Moreover, if in “Skyfall,” the hero stuck in the past had to fight a deliberately “modern” hacker villain, then in “No Time to Die,” the relationship between old and new is reversed by 180 degrees. The antagonist here is a classic crazy megalomaniac with ambitions to destroy the world “just because,” with his own island and phrases from a worn-out villainous quote book. But Bond is already hopelessly “new,” too grown-up and serious to engage in such nonsense. He just wants to live, love, and finally overcome his own psychological traumas, while they force him to jump on roofs and build traps in the remote forests. They slip him a “Bond girl” with a neckline down to her waist (a short but effective appearance by Ana de Armas), but the agent is not interested in her. Blofeld tries to rub in another mysterious nonsense, and all James wants is to strangle the bastard to hell and go home.

The horror of Craig’s Bond is that he simultaneously does not fit into the modern agenda, but you cannot call him retrograde either. He seems to be outdated, but the world still needs him: it is not for nothing that Nomi eventually gives him the call sign, as if accepting the supremacy of the old methods. Updated, but too late: while James was digging into himself, the world was captured by heroes of a completely different kind. “No Time to Die” has everything in perfect order with action scenes—there will be motorcycle jumps through narrow European streets, and trucks taking off in the forests, and a one-shot battle on the stairs with choreography in the spirit of some “Atomic Blonde”—but at the same time, director Cary Fukunaga does not even try to hide that the film is not at all about explosions and beautiful stunts. First of all, it is an existential drama of an “unnecessary” person. And the action is just a beautiful backdrop.

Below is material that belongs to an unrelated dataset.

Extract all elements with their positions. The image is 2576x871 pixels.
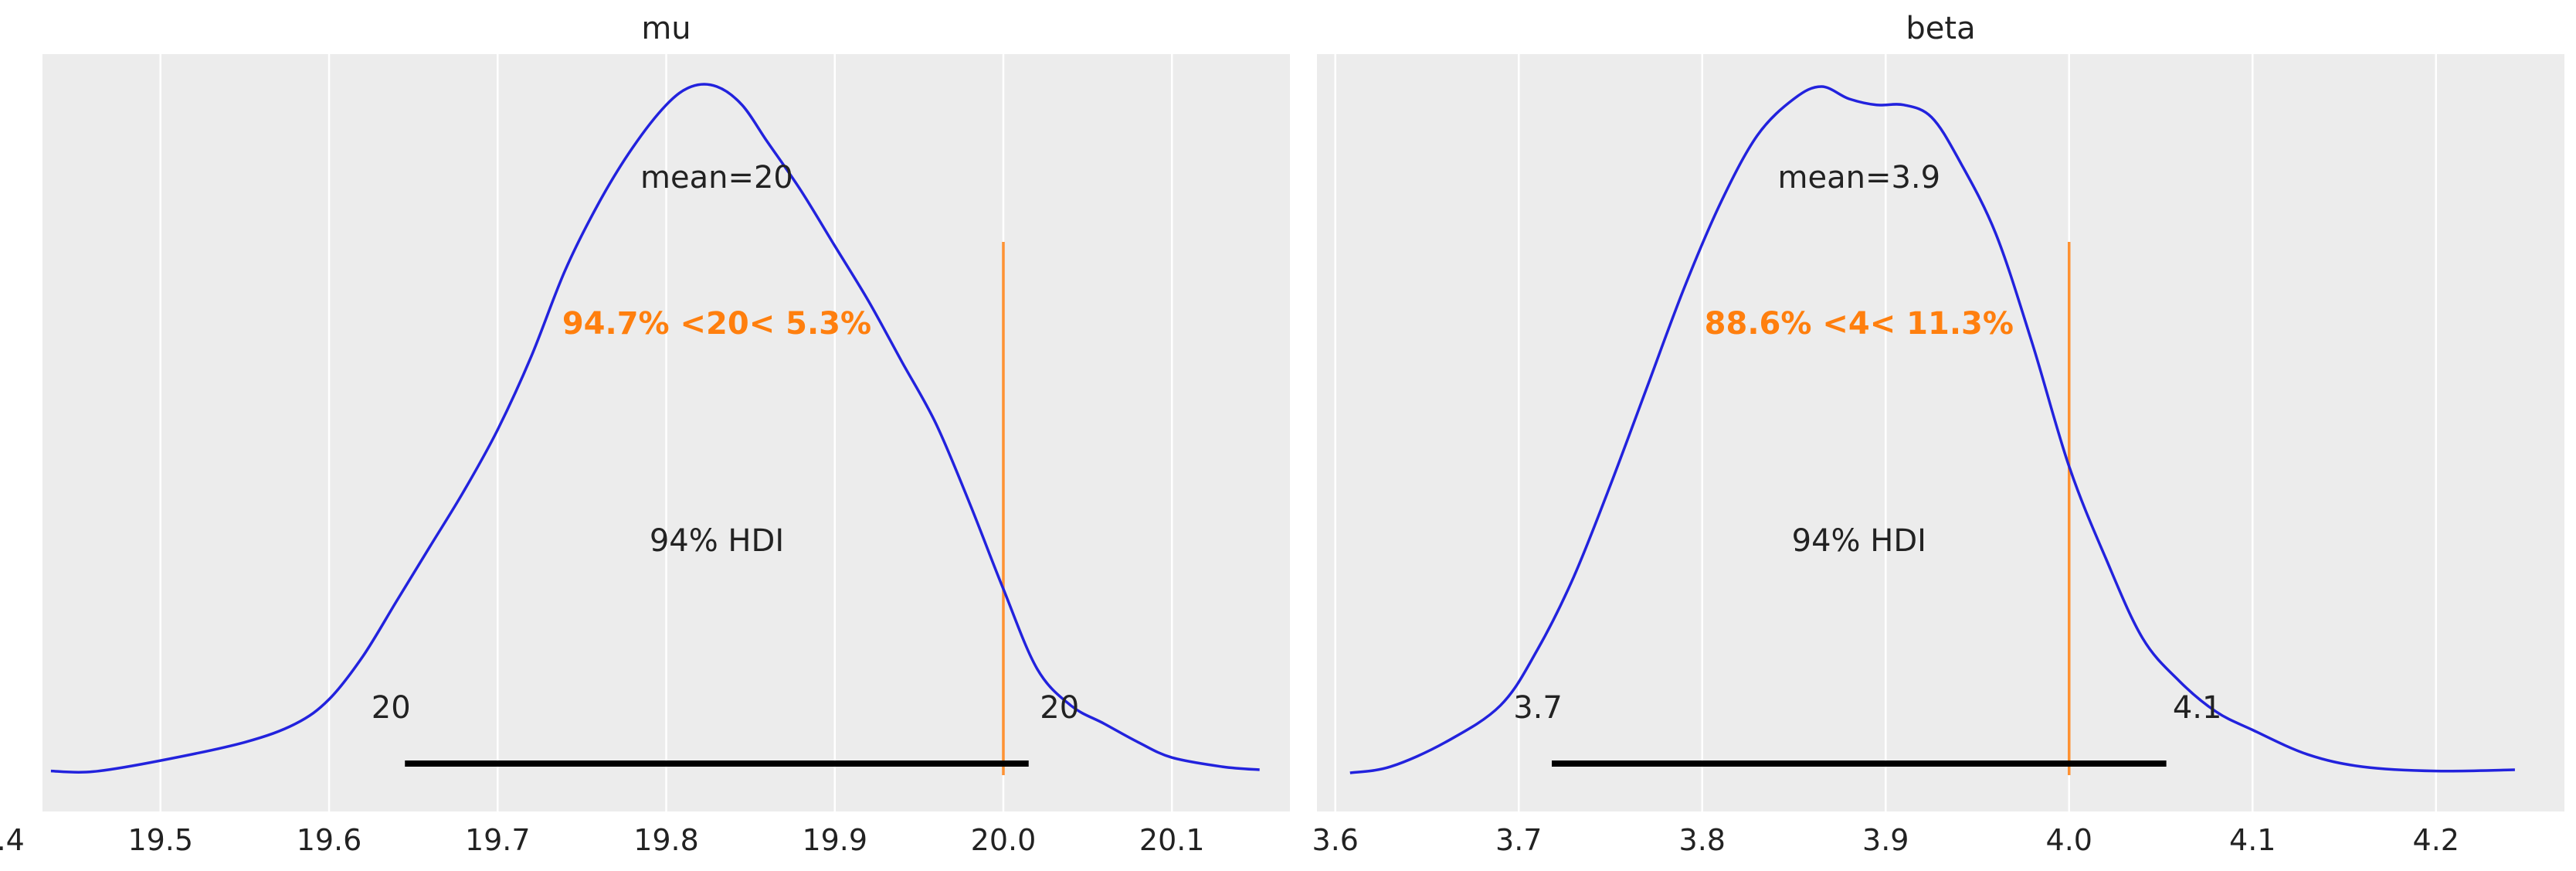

In fact, Bond’s personality overshadows everything else so much that it sometimes even hinders the film. For example, the villain with the idiotic name Lyutsifer Safin is not needed here at all—anyone could have been in his place, and nothing would have changed at all. The storyline with Blofeld also sticks out like a strange crutch: it also obtrusively reminds of “Spectre,” which, frankly, I would like to forget as soon as possible. All the small and big mistakes, however, are justified by the mighty finale, which for the first time in the history of the franchise puts a bold point in the story of the eternally rushing agent. So bold that it will be impossible to continue the “Bond” franchise without a complete revision. But, as the hero said in “Skyfall,” resurrection is, in fact, his hobby.